Já neste ano, o IBGE pretendia mandar para o TCU o resultado final do Censo 2022 — extremamente preciso, porque conta toda a população em vez de fazer estimativas. Mas a conclusão do recenseamento foi adiada para março de 2023.

Por isso, o IBGE optou por usar as informações coletadas pelo censo até o final do ano passado (179 milhões de pessoas, o que equivale a 86% do total estimado) e realizar operações estatísticas para estimar o restante. O resultado é a prévia do Censo 2022.

No geral, a prévia do Censo 2022 é muito mais precisa do que as estimativas anteriores. Ainda assim, não é o resultado final.

O IBGE, porém, acredita que os dados das cidades com até 170 mil habitantes (que ficam com mais de 80% do FPM) vão mudar pouco na versão final do Censo 2022, porque nesses locais o recenseamento está mais avançado. É nas grandes cidades, como São Paulo, que o censo está mais atrasado.
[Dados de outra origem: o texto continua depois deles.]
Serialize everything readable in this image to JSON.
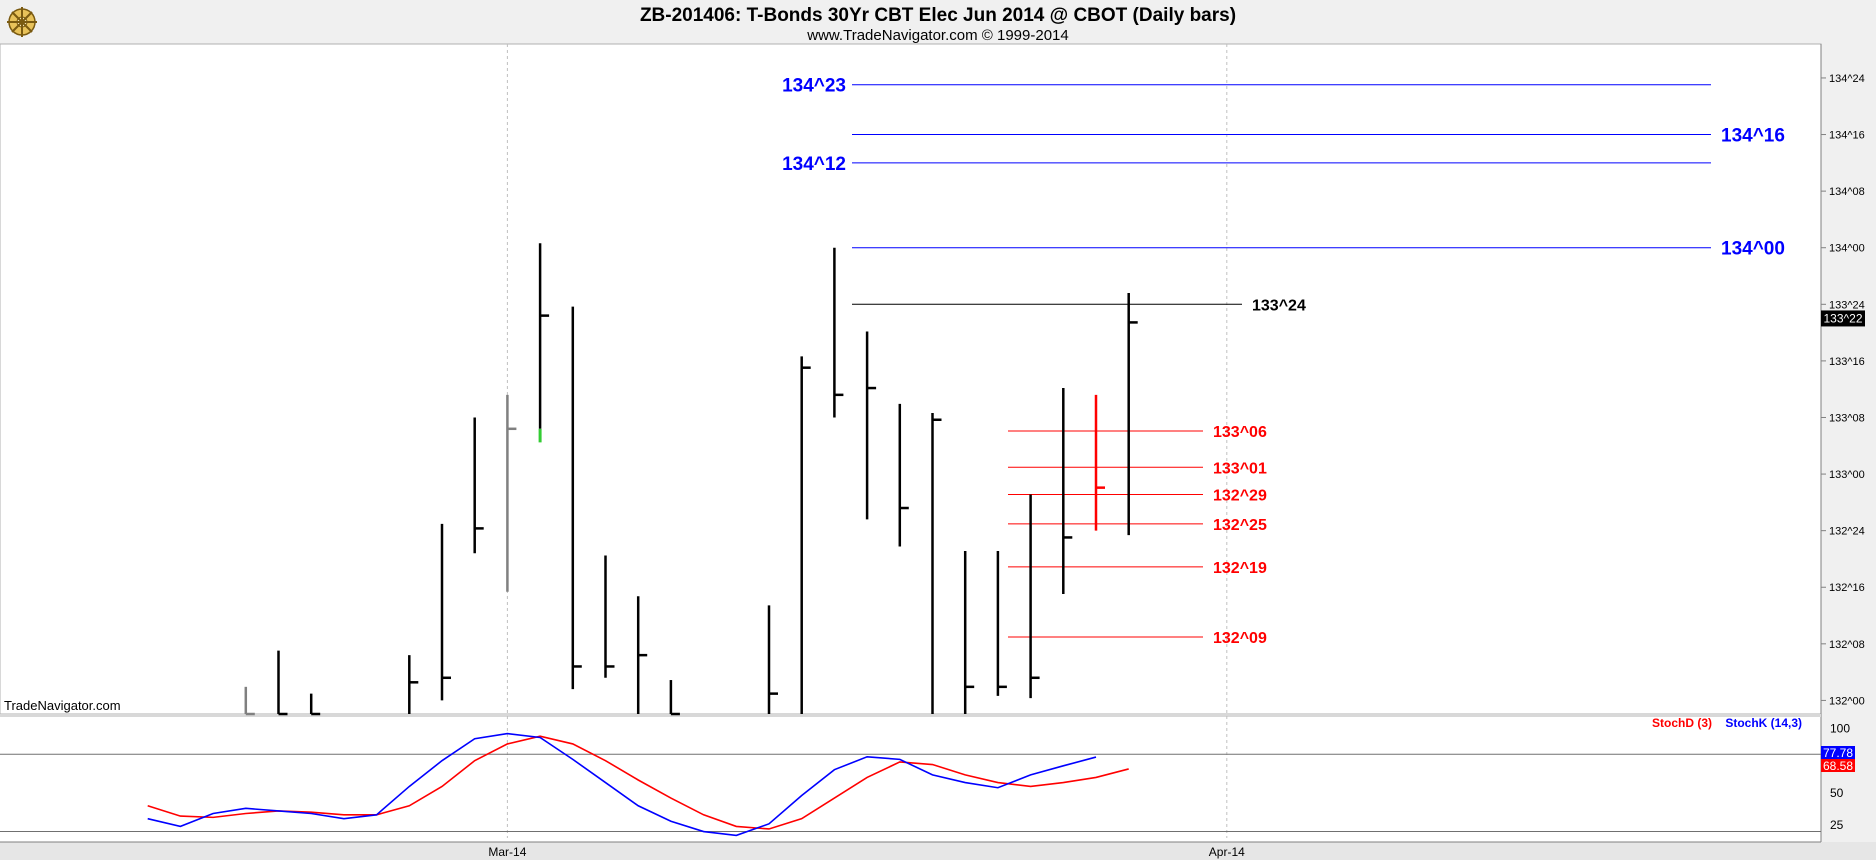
{
  "header": {
    "title": "ZB-201406:  T-Bonds 30Yr CBT Elec Jun 2014 @ CBOT  (Daily bars)",
    "subtitle": "www.TradeNavigator.com © 1999-2014",
    "logo_icon": "ship-wheel-icon",
    "watermark": "TradeNavigator.com"
  },
  "chart_data": [
    {
      "type": "ohlc",
      "price_unit": "32nds",
      "y_ticks": [
        "132^00",
        "132^08",
        "132^16",
        "132^24",
        "133^00",
        "133^08",
        "133^16",
        "133^24",
        "134^00",
        "134^08",
        "134^16",
        "134^24"
      ],
      "y_range": [
        131.94,
        134.9
      ],
      "x_ticks": [
        {
          "label": "Mar-14",
          "day": 12
        },
        {
          "label": "Apr-14",
          "day": 34
        }
      ],
      "last_price": {
        "label": "133^22",
        "value": 133.6875
      },
      "bars": [
        {
          "day": 4,
          "high": 132.06,
          "low": 131.94,
          "close": 131.94,
          "color": "#808080"
        },
        {
          "day": 5,
          "high": 132.22,
          "low": 131.94,
          "close": 131.94,
          "color": "#000000"
        },
        {
          "day": 6,
          "high": 132.03,
          "low": 131.94,
          "close": 131.94,
          "color": "#000000"
        },
        {
          "day": 9,
          "high": 132.2,
          "low": 131.94,
          "close": 132.08,
          "color": "#000000"
        },
        {
          "day": 10,
          "high": 132.78,
          "low": 132.0,
          "close": 132.1,
          "color": "#000000"
        },
        {
          "day": 11,
          "high": 133.25,
          "low": 132.65,
          "close": 132.76,
          "color": "#000000"
        },
        {
          "day": 12,
          "high": 133.35,
          "low": 132.48,
          "close": 133.2,
          "color": "#808080"
        },
        {
          "day": 13,
          "high": 134.02,
          "low": 133.2,
          "close": 133.7,
          "color": "#000000"
        },
        {
          "day": 14,
          "high": 133.74,
          "low": 132.05,
          "close": 132.15,
          "color": "#000000"
        },
        {
          "day": 15,
          "high": 132.64,
          "low": 132.1,
          "close": 132.15,
          "color": "#000000"
        },
        {
          "day": 16,
          "high": 132.46,
          "low": 131.94,
          "close": 132.2,
          "color": "#000000"
        },
        {
          "day": 17,
          "high": 132.09,
          "low": 131.94,
          "close": 131.94,
          "color": "#000000"
        },
        {
          "day": 20,
          "high": 132.42,
          "low": 131.94,
          "close": 132.03,
          "color": "#000000"
        },
        {
          "day": 21,
          "high": 133.52,
          "low": 131.94,
          "close": 133.47,
          "color": "#000000"
        },
        {
          "day": 22,
          "high": 134.0,
          "low": 133.25,
          "close": 133.35,
          "color": "#000000"
        },
        {
          "day": 23,
          "high": 133.63,
          "low": 132.8,
          "close": 133.38,
          "color": "#000000"
        },
        {
          "day": 24,
          "high": 133.31,
          "low": 132.68,
          "close": 132.85,
          "color": "#000000"
        },
        {
          "day": 25,
          "high": 133.27,
          "low": 131.94,
          "close": 133.24,
          "color": "#000000"
        },
        {
          "day": 26,
          "high": 132.66,
          "low": 131.94,
          "close": 132.06,
          "color": "#000000"
        },
        {
          "day": 27,
          "high": 132.66,
          "low": 132.02,
          "close": 132.06,
          "color": "#000000"
        },
        {
          "day": 28,
          "high": 132.91,
          "low": 132.01,
          "close": 132.1,
          "color": "#000000"
        },
        {
          "day": 29,
          "high": 133.38,
          "low": 132.47,
          "close": 132.72,
          "color": "#000000"
        },
        {
          "day": 30,
          "high": 133.35,
          "low": 132.75,
          "close": 132.94,
          "color": "#ff0000"
        },
        {
          "day": 31,
          "high": 133.8,
          "low": 132.73,
          "close": 133.67,
          "color": "#000000"
        }
      ],
      "horizontal_levels": [
        {
          "label": "134^23",
          "value": 134.72,
          "color": "#0000ff",
          "label_side": "left"
        },
        {
          "label": "134^16",
          "value": 134.5,
          "color": "#0000ff",
          "label_side": "right"
        },
        {
          "label": "134^12",
          "value": 134.375,
          "color": "#0000ff",
          "label_side": "left"
        },
        {
          "label": "134^00",
          "value": 134.0,
          "color": "#0000ff",
          "label_side": "right"
        },
        {
          "label": "133^24",
          "value": 133.75,
          "color": "#000000",
          "label_side": "right"
        },
        {
          "label": "133^06",
          "value": 133.19,
          "color": "#ff0000",
          "label_side": "right"
        },
        {
          "label": "133^01",
          "value": 133.03,
          "color": "#ff0000",
          "label_side": "right"
        },
        {
          "label": "132^29",
          "value": 132.91,
          "color": "#ff0000",
          "label_side": "right"
        },
        {
          "label": "132^25",
          "value": 132.78,
          "color": "#ff0000",
          "label_side": "right"
        },
        {
          "label": "132^19",
          "value": 132.59,
          "color": "#ff0000",
          "label_side": "right"
        },
        {
          "label": "132^09",
          "value": 132.28,
          "color": "#ff0000",
          "label_side": "right"
        }
      ]
    },
    {
      "type": "line",
      "y_ticks": [
        25,
        50,
        75,
        100
      ],
      "y_range": [
        15,
        105
      ],
      "reference_lines": [
        20,
        80
      ],
      "legend": [
        "StochD (3)",
        "StochK (14,3)"
      ],
      "last_values": {
        "stochk": "77.78",
        "stochd": "68.58"
      },
      "series": [
        {
          "name": "StochD (3)",
          "color": "#ff0000",
          "points": [
            [
              1,
              40
            ],
            [
              2,
              32
            ],
            [
              3,
              31
            ],
            [
              4,
              34
            ],
            [
              5,
              36
            ],
            [
              6,
              35
            ],
            [
              7,
              33
            ],
            [
              8,
              33
            ],
            [
              9,
              40
            ],
            [
              10,
              55
            ],
            [
              11,
              75
            ],
            [
              12,
              88
            ],
            [
              13,
              94
            ],
            [
              14,
              88
            ],
            [
              15,
              75
            ],
            [
              16,
              60
            ],
            [
              17,
              46
            ],
            [
              18,
              33
            ],
            [
              19,
              24
            ],
            [
              20,
              22
            ],
            [
              21,
              30
            ],
            [
              22,
              46
            ],
            [
              23,
              62
            ],
            [
              24,
              74
            ],
            [
              25,
              72
            ],
            [
              26,
              64
            ],
            [
              27,
              58
            ],
            [
              28,
              55
            ],
            [
              29,
              58
            ],
            [
              30,
              62
            ],
            [
              31,
              68.58
            ]
          ]
        },
        {
          "name": "StochK (14,3)",
          "color": "#0000ff",
          "points": [
            [
              1,
              30
            ],
            [
              2,
              24
            ],
            [
              3,
              34
            ],
            [
              4,
              38
            ],
            [
              5,
              36
            ],
            [
              6,
              34
            ],
            [
              7,
              30
            ],
            [
              8,
              33
            ],
            [
              9,
              55
            ],
            [
              10,
              75
            ],
            [
              11,
              92
            ],
            [
              12,
              96
            ],
            [
              13,
              93
            ],
            [
              14,
              76
            ],
            [
              15,
              58
            ],
            [
              16,
              40
            ],
            [
              17,
              28
            ],
            [
              18,
              20
            ],
            [
              19,
              17
            ],
            [
              20,
              26
            ],
            [
              21,
              48
            ],
            [
              22,
              68
            ],
            [
              23,
              78
            ],
            [
              24,
              76
            ],
            [
              25,
              64
            ],
            [
              26,
              58
            ],
            [
              27,
              54
            ],
            [
              28,
              64
            ],
            [
              29,
              71
            ],
            [
              30,
              77.78
            ]
          ]
        }
      ]
    }
  ]
}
Divulgamos os dados para atender ao TCU. Esse é o melhor número que temos à mão, baseado em um Censo praticamente concluído. A parte não concluída do censo é mínima. Além disso, priorizamos municípios com menos de 170 mil habitantes [que são mais impactados pelo cálculo do FPM]"
Cimar Azeredo, presidente interino e diretor de pesquisas do IBGE

O IBGE diz também que as cidades podem entrar em contato diretamente com o órgão para pedir revisão dos dados.

Os recenseadores do IBGE continuam em campo. Quem não foi recenseado, pode ligar para o Disque-Censo (137), de forma gratuita, e agendar um horário para a entrevista.